Saturday, April 24, 2010

Windows 2008 R2 NLB using virtual machines in HyperV not working

During last week I had to configure a Windows NLB for two Exchange 2010 with Client Access Role. The machines were installed as virtual machines in Windows 2008 R2 HyperV architecture. Both virtual machines were configured with two network cards, one of them dedicated for NLB. We configured the NLB using Unicast. You can find an excellent article about configuring CAS NLB http://www.msexchange.org/articles_tutorials/exchange-server-2007/high-availability-recovery/load-balancing-exchange-2007-client-access-servers-windows-network-technology-part1.html
After configuring the NLB, I found out that the IP address of the NLB was not accessible from nowhere else then the nodes of the NLB cluster.

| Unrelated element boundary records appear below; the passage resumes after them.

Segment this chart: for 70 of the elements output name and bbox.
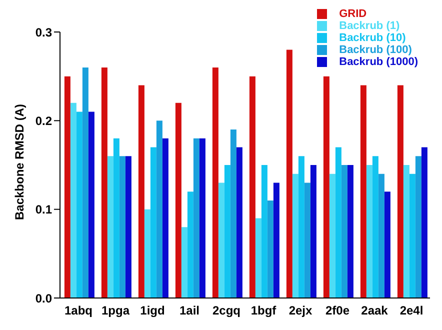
bar xyxy=(347,165,354,298)
y-tick-label: 0.2 xyxy=(35,114,52,128)
bar xyxy=(267,200,274,298)
legend-label: Backrub (100) xyxy=(339,44,412,56)
bar xyxy=(372,156,378,298)
bar xyxy=(199,138,206,298)
bar xyxy=(76,112,82,298)
bar xyxy=(70,102,76,298)
x-tick-label: 2ejx xyxy=(288,304,312,318)
bar xyxy=(101,67,108,298)
x-tick-label: 2e4l xyxy=(400,304,424,318)
bar xyxy=(236,147,242,298)
bar xyxy=(286,50,292,298)
bar xyxy=(144,209,150,298)
legend-label: Backrub (1) xyxy=(339,20,400,32)
bar xyxy=(403,165,410,298)
bar xyxy=(310,165,316,298)
bar xyxy=(298,156,304,298)
bar xyxy=(292,174,298,298)
bar xyxy=(156,120,162,298)
legend-label: Backrub (10) xyxy=(339,32,406,44)
y-tick-label: 0.3 xyxy=(35,25,52,40)
bar xyxy=(212,67,218,298)
bar xyxy=(384,192,390,298)
bar xyxy=(107,156,114,298)
bar xyxy=(150,147,156,298)
bar xyxy=(125,156,132,298)
bar xyxy=(113,138,120,298)
bar xyxy=(181,227,188,298)
bar xyxy=(409,174,416,298)
bar xyxy=(255,218,262,298)
bar xyxy=(329,174,336,298)
bar xyxy=(335,147,342,298)
bar xyxy=(341,165,348,298)
x-tick-label: 2cgq xyxy=(212,304,241,318)
bar xyxy=(88,112,94,298)
y-tick-label: 0.0 xyxy=(35,291,52,306)
bar xyxy=(119,156,126,298)
x-tick-label: 1pga xyxy=(101,304,130,318)
bar xyxy=(323,76,330,298)
x-tick-label: 1abq xyxy=(64,304,93,318)
bar xyxy=(193,138,200,298)
bar xyxy=(175,102,182,298)
bar xyxy=(273,182,280,298)
bar xyxy=(304,182,310,298)
bar xyxy=(261,165,268,298)
bar xyxy=(415,156,422,298)
bar xyxy=(378,174,384,298)
bar xyxy=(366,165,372,298)
bar xyxy=(82,67,88,298)
bar xyxy=(421,147,428,298)
x-tick-label: 1bgf xyxy=(250,304,278,318)
bar xyxy=(138,85,144,298)
bar xyxy=(218,182,224,298)
bar xyxy=(224,165,230,298)
legend-label: GRID xyxy=(339,8,367,20)
y-tick-label: 0.1 xyxy=(35,202,52,217)
bar xyxy=(162,138,168,298)
x-tick-label: 1ail xyxy=(179,304,200,318)
y-axis-title: Backbone RMSD (A) xyxy=(12,104,26,220)
bar xyxy=(230,130,236,298)
bar xyxy=(64,76,70,298)
legend-label: Backrub (1000) xyxy=(339,56,418,68)
bar xyxy=(249,76,256,298)
x-tick-label: 2f0e xyxy=(325,304,350,318)
bar xyxy=(360,85,366,298)
bar xyxy=(187,192,194,298)
bar xyxy=(397,85,404,298)
x-tick-label: 2aak xyxy=(361,304,388,318)
x-tick-label: 1igd xyxy=(140,304,165,318)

This actually occured because as part of the cluster setup process (when using Unicast) the MAC address of the interface used in the NLB on each of the servers that becomes part of the cluster is changed to a common and different MAC address to anything currently on the servers. This occurs on the server, and the hypervisor knows nothing about it. This way the MAC address set up within Hyper-V on the interfaces used by NLB bears no relation to the MAC address that the cluster thinks it’s using on the guest machines themselves and no traffic is routed to that interface.
To solve the problem I had to modify MAC address settings for each NLB network card configured in virtual machines.
The Hyper-V Synthetic Network Adapter does not allow you to dynamically modify the MAC address. A legacy network adapter does, but a Hyper-V Legacy Network Adapter does but does not support x64. To change MAC address for virtual machines you have shut down the virtual machines and go into the properties of the Hyper-V Synthetic Network Adapter used for NLB. I modified two settings:
- I changed the Ethernet (MAC) address setting the MAC address to Static, using Generate button.
- I selected the Enable spoofing of MAC address. This allows the guest operating system of a Hyper-V virtual machine to provide an alternate MAC address to the one that the virtual machine provides. This option is new option in VMM 2008 R2. If you use Windows Server 2008, this capability is automatic in Hyper-V, in Windows Server 2008 R2, the feature is turned off by default.